The Kirstenbosch National Botanical Gardens, on the other side of the Table Mountain, must easily rank as the World’s best. It may not boast of as wide a variety of species as some of the others, but it’s setting is absolutely unbeatable and the most scenic.
A tour of Cape Town, nay of South Africa, can’t be deemed complete without visiting Cape of Good Hope – the southernmost extremity of the African continent, made famous by Bartholomew Diaz and Vasco da Gama. Here again, the most notable feature is the strict regulation of vehicular traffic in an area designated as a World Heritage site. Putting up with a little inconvenience of long queues was nothing compared to seeing the pristine nature of the region.
In conclusion and as an Indian I can’t resist a few comparisons, based on observations and on talks with a few locals since both countries are members of BRICS and ex-British colonies. The difference in the lessons learnt is heartbreaking for us.
– In public places, there was a lot of discipline. Queues everywhere were orderly, non-pushy and unhurried. Everyone waited for their rightful turn.
– Vehicular traffic on roads followed all safety and decency rules. No unnecessary honking, no wrong overtaking, no jumping signals, no parking as you please, no jaywalking, no aggression towards other road users.

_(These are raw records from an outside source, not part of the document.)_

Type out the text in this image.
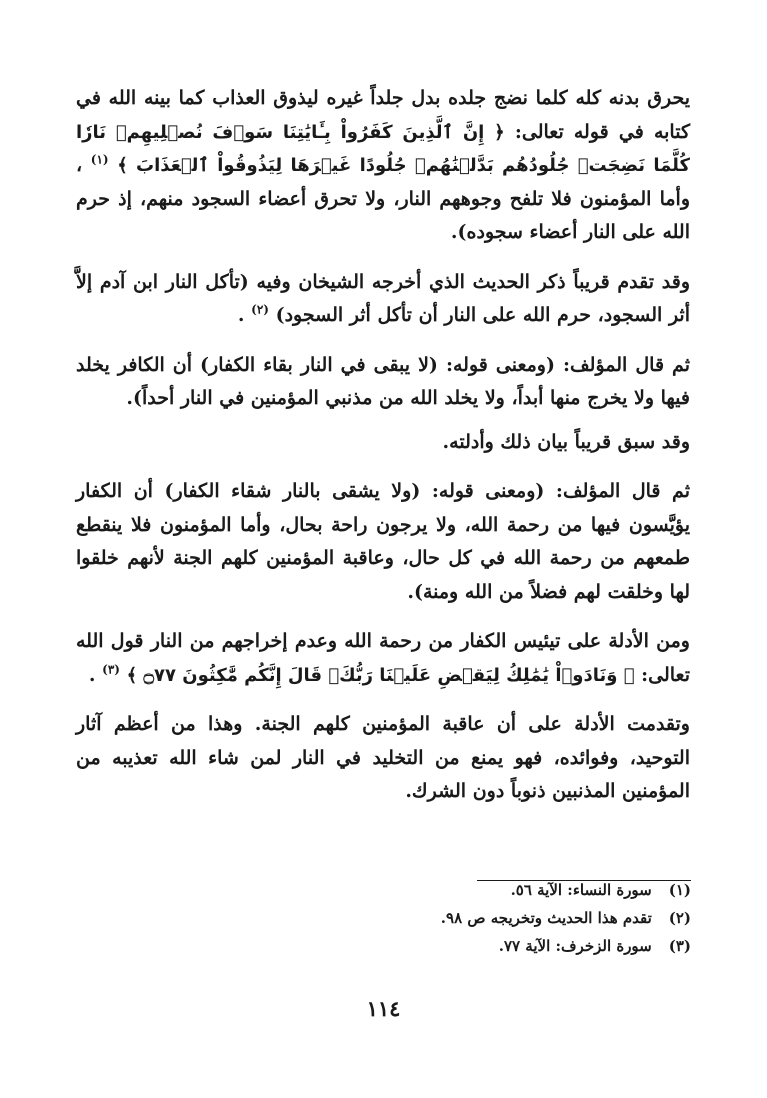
يحرق بدنه كله كلما نضج جلده بدل جلداً غيره ليذوق العذاب كما بينه الله في كتابه في قوله تعالى: ﴿ إِنَّ ٱلَّذِينَ كَفَرُواْ بِـَٔايَٰتِنَا سَوۡفَ نُصۡلِيهِمۡ نَارٗا كُلَّمَا نَضِجَتۡ جُلُودُهُم بَدَّلۡنَٰهُمۡ جُلُودًا غَيۡرَهَا لِيَذُوقُواْ ٱلۡعَذَابَ ﴾ $^{(١)}$ ، وأما المؤمنون فلا تلفح وجوههم النار، ولا تحرق أعضاء السجود منهم، إذ حرم الله على النار أعضاء سجوده).

وقد تقدم قريباً ذكر الحديث الذي أخرجه الشيخان وفيه (تأكل النار ابن آدم إلاَّ أثر السجود، حرم الله على النار أن تأكل أثر السجود) $^{(٢)}$ .

ثم قال المؤلف: (ومعنى قوله: (لا يبقى في النار بقاء الكفار) أن الكافر يخلد فيها ولا يخرج منها أبداً، ولا يخلد الله من مذنبي المؤمنين في النار أحداً).

وقد سبق قريباً بيان ذلك وأدلته.

ثم قال المؤلف: (ومعنى قوله: (ولا يشقى بالنار شقاء الكفار) أن الكفار يؤيَّسون فيها من رحمة الله، ولا يرجون راحة بحال، وأما المؤمنون فلا ينقطع طمعهم من رحمة الله في كل حال، وعاقبة المؤمنين كلهم الجنة لأنهم خلقوا لها وخلقت لهم فضلاً من الله ومنة).

ومن الأدلة على تيئيس الكفار من رحمة الله وعدم إخراجهم من النار قول الله تعالى: ﴿ وَنَادَوۡاْ يَٰمَٰلِكُ لِيَقۡضِ عَلَيۡنَا رَبُّكَۖ قَالَ إِنَّكُم مَّٰكِثُونَ ۝٧٧ ﴾ $^{(٣)}$ .

وتقدمت الأدلة على أن عاقبة المؤمنين كلهم الجنة. وهذا من أعظم آثار التوحيد، وفوائده، فهو يمنع من التخليد في النار لمن شاء الله تعذيبه من المؤمنين المذنبين ذنوباً دون الشرك.

(١) سورة النساء: الآية ٥٦.
(٢) تقدم هذا الحديث وتخريجه ص ٩٨.
(٣) سورة الزخرف: الآية ٧٧.
١١٤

– There was hardly any litter on the roads, except in a few rundown areas of downtown Jo’burg. The quality of infrastructure, utilities and services is top class. Public toilets were jealously clean and with a copious supply of water.
– Attitude towards tourists was cordial and helpful and for the most part non-expectant of tips or handouts; Except in Cape Town where there was a written warning in the hotel room about mugging.
– TV programs and newspapers are down to earth – not glitzy, glamorous or sensational. Hence there is no ‘superstar’ culture.
– Attitude towards Whites (15%), who had crushed them brutally and for so long, is neither hostile nor subservient. The Blacks (85%) are more than willing to forget apartheid and move forward on equal terms.
– All their tourist assets – forests, national parks, wildlife, beaches, heritage sites, cultural centres – have been immaculately kept, and treated as a National treasure.
As a country, we need to take a few lessons from them.